I have the below example
code for some preprocess before sclading job runs and some post-process. As these pre-process and post-process are calling some mysql database I would like to know on which hadoop nodes would hadoop potentially run them? (I need to open the port from these nodes to database) could it run the pre-process and post-process any hadoop
data-node
? I tried doing some research but could not find any indication, how is it possible to find by documentation / sources on which node it would be run? (PS the jobs are scheduled with oozie)
preProcessingBeforeJobRuns() // **in which hadoop node would this be run? could it run on any datanode?**
log.info(s"ABOUT TO RUN JOB with input $jobInput")
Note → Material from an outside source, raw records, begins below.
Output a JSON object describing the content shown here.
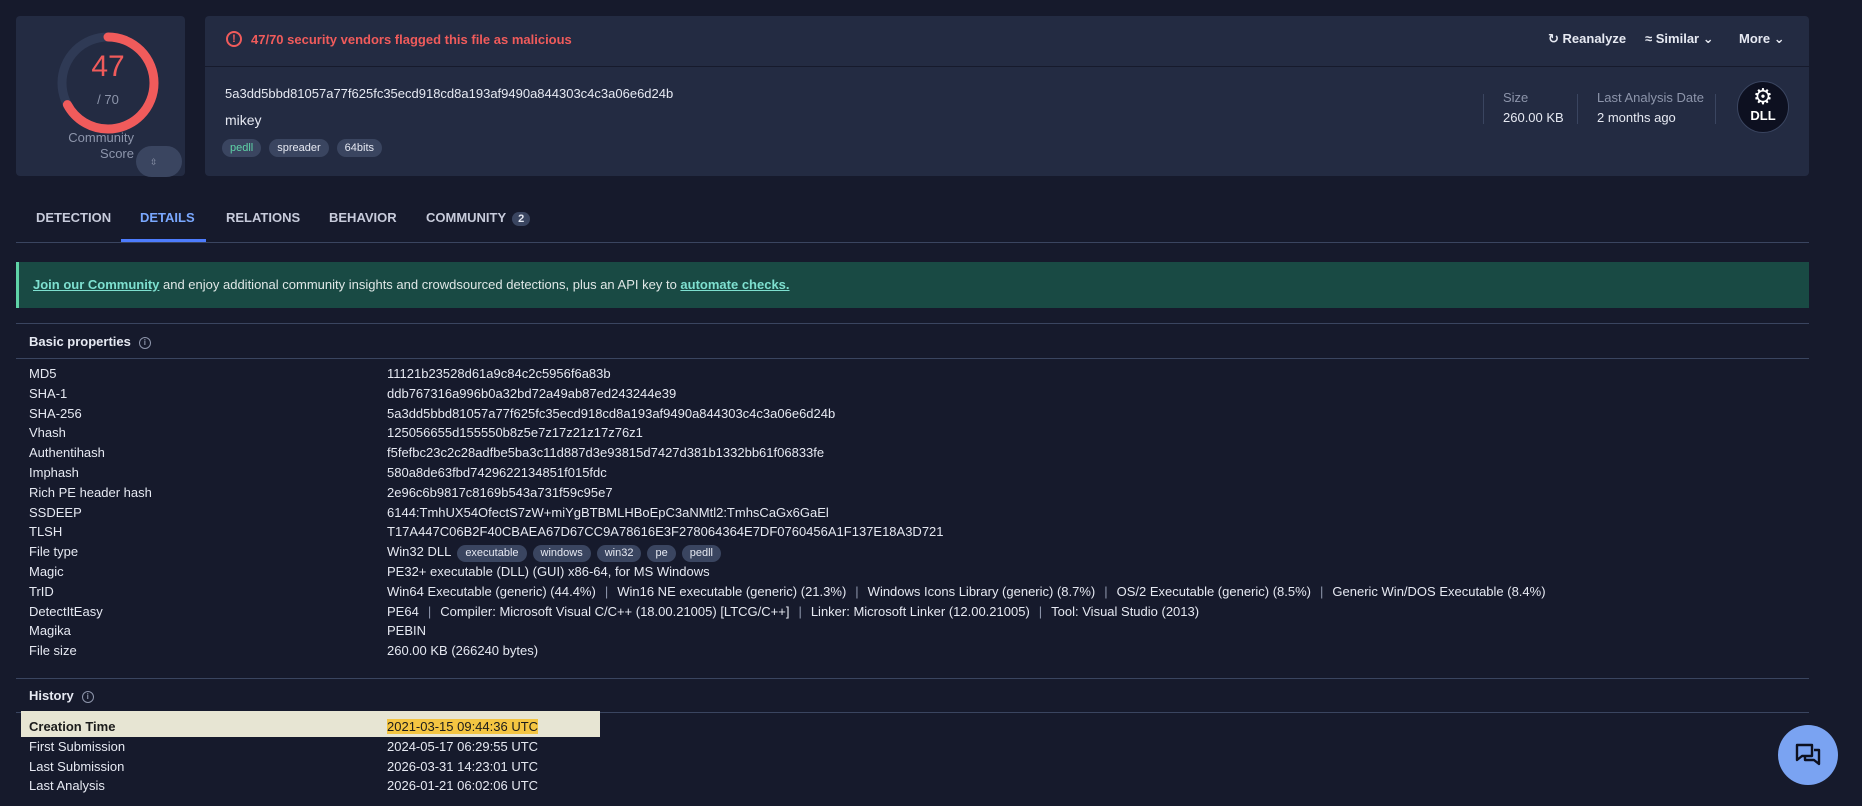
{
  "score": {
    "detected": "47",
    "total": "/ 70",
    "community_label": "Community Score"
  },
  "alert": {
    "text": "47/70 security vendors flagged this file as malicious"
  },
  "actions": {
    "reanalyze": "Reanalyze",
    "similar": "Similar",
    "more": "More"
  },
  "file": {
    "hash": "5a3dd5bbd81057a77f625fc35ecd918cd8a193af9490a844303c4c3a06e6d24b",
    "name": "mikey",
    "tags": [
      "pedll",
      "spreader",
      "64bits"
    ],
    "size_label": "Size",
    "size_value": "260.00 KB",
    "last_analysis_label": "Last Analysis Date",
    "last_analysis_value": "2 months ago",
    "type_badge": "DLL"
  },
  "tabs": [
    {
      "label": "DETECTION"
    },
    {
      "label": "DETAILS"
    },
    {
      "label": "RELATIONS"
    },
    {
      "label": "BEHAVIOR"
    },
    {
      "label": "COMMUNITY",
      "badge": "2"
    }
  ],
  "banner": {
    "link1": "Join our Community",
    "middle": " and enjoy additional community insights and crowdsourced detections, plus an API key to ",
    "link2": "automate checks."
  },
  "basic": {
    "title": "Basic properties",
    "rows": [
      {
        "k": "MD5",
        "v": "11121b23528d61a9c84c2c5956f6a83b"
      },
      {
        "k": "SHA-1",
        "v": "ddb767316a996b0a32bd72a49ab87ed243244e39"
      },
      {
        "k": "SHA-256",
        "v": "5a3dd5bbd81057a77f625fc35ecd918cd8a193af9490a844303c4c3a06e6d24b"
      },
      {
        "k": "Vhash",
        "v": "125056655d155550b8z5e7z17z21z17z76z1"
      },
      {
        "k": "Authentihash",
        "v": "f5fefbc23c2c28adfbe5ba3c11d887d3e93815d7427d381b1332bb61f06833fe"
      },
      {
        "k": "Imphash",
        "v": "580a8de63fbd7429622134851f015fdc"
      },
      {
        "k": "Rich PE header hash",
        "v": "2e96c6b9817c8169b543a731f59c95e7"
      },
      {
        "k": "SSDEEP",
        "v": "6144:TmhUX54OfectS7zW+miYgBTBMLHBoEpC3aNMtl2:TmhsCaGx6GaEl"
      },
      {
        "k": "TLSH",
        "v": "T17A447C06B2F40CBAEA67D67CC9A78616E3F278064364E7DF0760456A1F137E18A3D721"
      },
      {
        "k": "File type",
        "v": "Win32 DLL",
        "chips": [
          "executable",
          "windows",
          "win32",
          "pe",
          "pedll"
        ]
      },
      {
        "k": "Magic",
        "v": "PE32+ executable (DLL) (GUI) x86-64, for MS Windows"
      },
      {
        "k": "TrID",
        "parts": [
          "Win64 Executable (generic) (44.4%)",
          "Win16 NE executable (generic) (21.3%)",
          "Windows Icons Library (generic) (8.7%)",
          "OS/2 Executable (generic) (8.5%)",
          "Generic Win/DOS Executable (8.4%)"
        ]
      },
      {
        "k": "DetectItEasy",
        "parts": [
          "PE64",
          "Compiler: Microsoft Visual C/C++ (18.00.21005) [LTCG/C++]",
          "Linker: Microsoft Linker (12.00.21005)",
          "Tool: Visual Studio (2013)"
        ]
      },
      {
        "k": "Magika",
        "v": "PEBIN"
      },
      {
        "k": "File size",
        "v": "260.00 KB (266240 bytes)"
      }
    ]
  },
  "history": {
    "title": "History",
    "rows": [
      {
        "k": "Creation Time",
        "v": "2021-03-15 09:44:36 UTC"
      },
      {
        "k": "First Submission",
        "v": "2024-05-17 06:29:55 UTC"
      },
      {
        "k": "Last Submission",
        "v": "2026-03-31 14:23:01 UTC"
      },
      {
        "k": "Last Analysis",
        "v": "2026-01-21 06:02:06 UTC"
      }
    ]
  },
  "colors": {
    "malicious": "#f05b5b",
    "accent": "#4d7cfe",
    "banner_bg": "#194a44",
    "highlight": "#f4c542"
  },
  "score_fraction": 0.671
}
val scaldingTool = new Tool
scaldingTool.setJobConstructor(createJob(jobInput))
val parser: GenericOptionsParser = new GenericOptionsParser(new Configuration(), args)
scaldingTool.setConf(parser.getConfiguration)
log.info(s"CALLING SCALDING RUN with args: ${args.toList.mkString(" ")}")
val status = scaldingTool.run(args)
log.info("FINISHED RUNNING JOB!")
somePostJobProcessing() // **in which hadoop node would this be run? could it run on any datanode?**
The code you've posted will run on the Hadoop master node.
scaldingTool.run(args)
will trigger your job, which would trigger the jobs that execute on task nodes.